Un europeo che avesse investito negli ultimi 12 mesi nella Borsa giapponese avrebbe accusato una perdita del 2,24% in euro contro il -1,21% delle Borse europee e il +9,25% delle Borse mondiali.

Eppure le imprese nipponiche hanno mostrato una sorprendente capacità di resistenza nel corse del terribile 2011, riuscendo a rimettersi in sesto dopo il devastante terremoto di marzo e dopo le alluvioni in Tailandia: queste ultime avevano generato forti ripercussioni sulla fornitura di materiale e scorte per molte aziende nipponiche che hanno impianti di produzione in quel Paese.

Il mercato equity di Tokyo è stato messo a dura prova anche dalle oscillazioni del sentiment degli investitori, dalla crisi del debito sovrano europeo, dalle prospettive economiche globali, e in particolare dalla paura di una recessione negli Stati Uniti, e sulla forza dello yen il cui impatto sulla competitività delle esportazioni avrebbe dovuto essere molto penalizzante.

Per contro, tuttavia, la domanda interna del Giappone rimane solida e il credito bancario è riuscito a innestare una marcia in più grazie anche alla domanda generata dalla ricostruzione del post terremoto.
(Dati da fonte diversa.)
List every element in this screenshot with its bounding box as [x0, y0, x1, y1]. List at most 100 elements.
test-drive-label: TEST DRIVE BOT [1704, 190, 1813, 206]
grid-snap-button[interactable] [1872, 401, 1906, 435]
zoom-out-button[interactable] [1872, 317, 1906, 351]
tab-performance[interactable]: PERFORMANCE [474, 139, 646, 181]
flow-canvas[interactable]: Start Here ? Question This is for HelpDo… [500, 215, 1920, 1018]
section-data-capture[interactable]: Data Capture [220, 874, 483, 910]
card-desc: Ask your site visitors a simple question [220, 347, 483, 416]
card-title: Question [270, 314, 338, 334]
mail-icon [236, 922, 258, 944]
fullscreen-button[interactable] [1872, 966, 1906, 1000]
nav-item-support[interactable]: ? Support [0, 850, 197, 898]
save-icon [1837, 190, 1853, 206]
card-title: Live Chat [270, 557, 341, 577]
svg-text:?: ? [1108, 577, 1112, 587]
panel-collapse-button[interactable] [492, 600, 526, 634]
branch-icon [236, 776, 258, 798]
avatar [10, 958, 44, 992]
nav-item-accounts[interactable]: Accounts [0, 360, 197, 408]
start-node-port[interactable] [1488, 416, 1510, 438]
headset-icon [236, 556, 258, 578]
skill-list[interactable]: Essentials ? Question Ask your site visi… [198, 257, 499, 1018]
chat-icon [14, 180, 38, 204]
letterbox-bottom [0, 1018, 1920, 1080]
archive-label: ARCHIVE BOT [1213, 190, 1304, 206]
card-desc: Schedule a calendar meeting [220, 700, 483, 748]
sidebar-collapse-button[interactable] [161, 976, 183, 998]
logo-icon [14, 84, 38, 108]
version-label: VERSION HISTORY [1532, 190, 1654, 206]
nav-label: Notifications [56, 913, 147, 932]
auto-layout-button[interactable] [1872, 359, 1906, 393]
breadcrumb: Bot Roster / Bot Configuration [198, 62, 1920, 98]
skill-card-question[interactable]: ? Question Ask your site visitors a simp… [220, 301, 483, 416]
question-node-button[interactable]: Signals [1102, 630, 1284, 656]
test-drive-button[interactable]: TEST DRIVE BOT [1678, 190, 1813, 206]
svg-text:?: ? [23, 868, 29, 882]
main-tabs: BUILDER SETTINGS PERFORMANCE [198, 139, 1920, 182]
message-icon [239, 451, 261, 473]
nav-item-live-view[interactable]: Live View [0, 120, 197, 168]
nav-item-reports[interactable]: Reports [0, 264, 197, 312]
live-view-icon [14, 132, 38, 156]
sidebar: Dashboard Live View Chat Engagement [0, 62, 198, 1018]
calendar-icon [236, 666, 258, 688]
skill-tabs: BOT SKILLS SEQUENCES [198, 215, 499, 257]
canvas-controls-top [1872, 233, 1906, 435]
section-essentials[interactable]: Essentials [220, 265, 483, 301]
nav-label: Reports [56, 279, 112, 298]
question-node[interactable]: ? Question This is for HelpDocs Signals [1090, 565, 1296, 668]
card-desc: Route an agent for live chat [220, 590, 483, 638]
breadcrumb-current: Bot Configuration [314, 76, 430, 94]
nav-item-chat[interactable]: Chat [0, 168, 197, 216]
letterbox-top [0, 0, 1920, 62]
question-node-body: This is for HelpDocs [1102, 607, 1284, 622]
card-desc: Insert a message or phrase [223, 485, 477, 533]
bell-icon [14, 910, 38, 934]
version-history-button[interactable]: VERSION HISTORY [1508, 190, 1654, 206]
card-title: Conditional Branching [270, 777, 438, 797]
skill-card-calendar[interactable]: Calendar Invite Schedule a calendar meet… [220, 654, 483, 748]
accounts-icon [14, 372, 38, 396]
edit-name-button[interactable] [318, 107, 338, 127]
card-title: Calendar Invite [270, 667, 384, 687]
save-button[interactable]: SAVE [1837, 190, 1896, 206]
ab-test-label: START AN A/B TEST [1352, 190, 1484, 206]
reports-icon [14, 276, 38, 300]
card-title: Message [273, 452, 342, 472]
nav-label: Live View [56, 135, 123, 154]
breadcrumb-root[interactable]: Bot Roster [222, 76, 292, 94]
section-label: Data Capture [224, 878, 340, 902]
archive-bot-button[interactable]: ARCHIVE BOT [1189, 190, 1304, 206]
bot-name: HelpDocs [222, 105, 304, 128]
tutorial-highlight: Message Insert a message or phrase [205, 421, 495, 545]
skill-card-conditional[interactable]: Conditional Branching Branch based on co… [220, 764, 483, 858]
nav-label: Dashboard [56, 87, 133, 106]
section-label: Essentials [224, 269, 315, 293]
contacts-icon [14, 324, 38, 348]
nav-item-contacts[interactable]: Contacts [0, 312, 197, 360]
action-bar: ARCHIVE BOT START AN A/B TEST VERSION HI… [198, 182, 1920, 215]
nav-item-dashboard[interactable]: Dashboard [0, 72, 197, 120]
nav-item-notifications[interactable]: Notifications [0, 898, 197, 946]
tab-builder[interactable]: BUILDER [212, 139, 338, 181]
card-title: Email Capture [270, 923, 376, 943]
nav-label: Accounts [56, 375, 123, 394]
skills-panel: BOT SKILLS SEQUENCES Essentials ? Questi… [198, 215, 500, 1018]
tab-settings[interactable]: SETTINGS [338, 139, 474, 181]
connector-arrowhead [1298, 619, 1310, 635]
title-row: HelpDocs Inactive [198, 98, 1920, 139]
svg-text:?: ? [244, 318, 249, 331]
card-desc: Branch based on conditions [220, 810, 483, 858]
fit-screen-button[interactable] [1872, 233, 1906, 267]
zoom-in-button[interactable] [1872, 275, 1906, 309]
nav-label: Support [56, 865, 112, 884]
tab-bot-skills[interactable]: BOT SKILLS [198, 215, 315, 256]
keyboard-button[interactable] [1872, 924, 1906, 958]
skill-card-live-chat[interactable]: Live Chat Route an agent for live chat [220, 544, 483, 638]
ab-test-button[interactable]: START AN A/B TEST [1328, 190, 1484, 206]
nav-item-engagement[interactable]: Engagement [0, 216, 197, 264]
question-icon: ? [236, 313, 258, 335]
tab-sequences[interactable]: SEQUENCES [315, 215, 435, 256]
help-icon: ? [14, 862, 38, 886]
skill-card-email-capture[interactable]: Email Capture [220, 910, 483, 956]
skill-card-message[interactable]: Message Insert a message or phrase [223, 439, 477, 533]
Anche la forza dello yen è stata sfruttata dalle corporation giapponesi più votate all’export: infatti è cresciuto il numero di società nipponiche che hanno cercato opportunità di crescita e diversificazione all’estero attraverso attività di acquisizione e fusione (M&A).

Tutto questo per dire che molte società giapponesi quotate mostrano quotazioni interessanti rispetto al loro potenziale di rendimento nel lungo termine e, in una prospettiva globale, si tratta spesso di opportunità di investimento particolari se non addirittura uniche.

Le valutazioni dei mercati azionari in Giappone sono tra le più economiche di sempre, non solo secondo i dati storici, ma anche rispetto agli altri principali mercati. In base ai dati Thomson Reuters Datastrem, il rapporto prezzo / utile (p/e) dell’indice Nikkei 500 di Tokyo viaggia attualmente a quota 19,87 contro il 38,92 medio degli ultimi 10 anni mentre quello del Topix è a quota 13,70 contro il 26,50 della media decennale.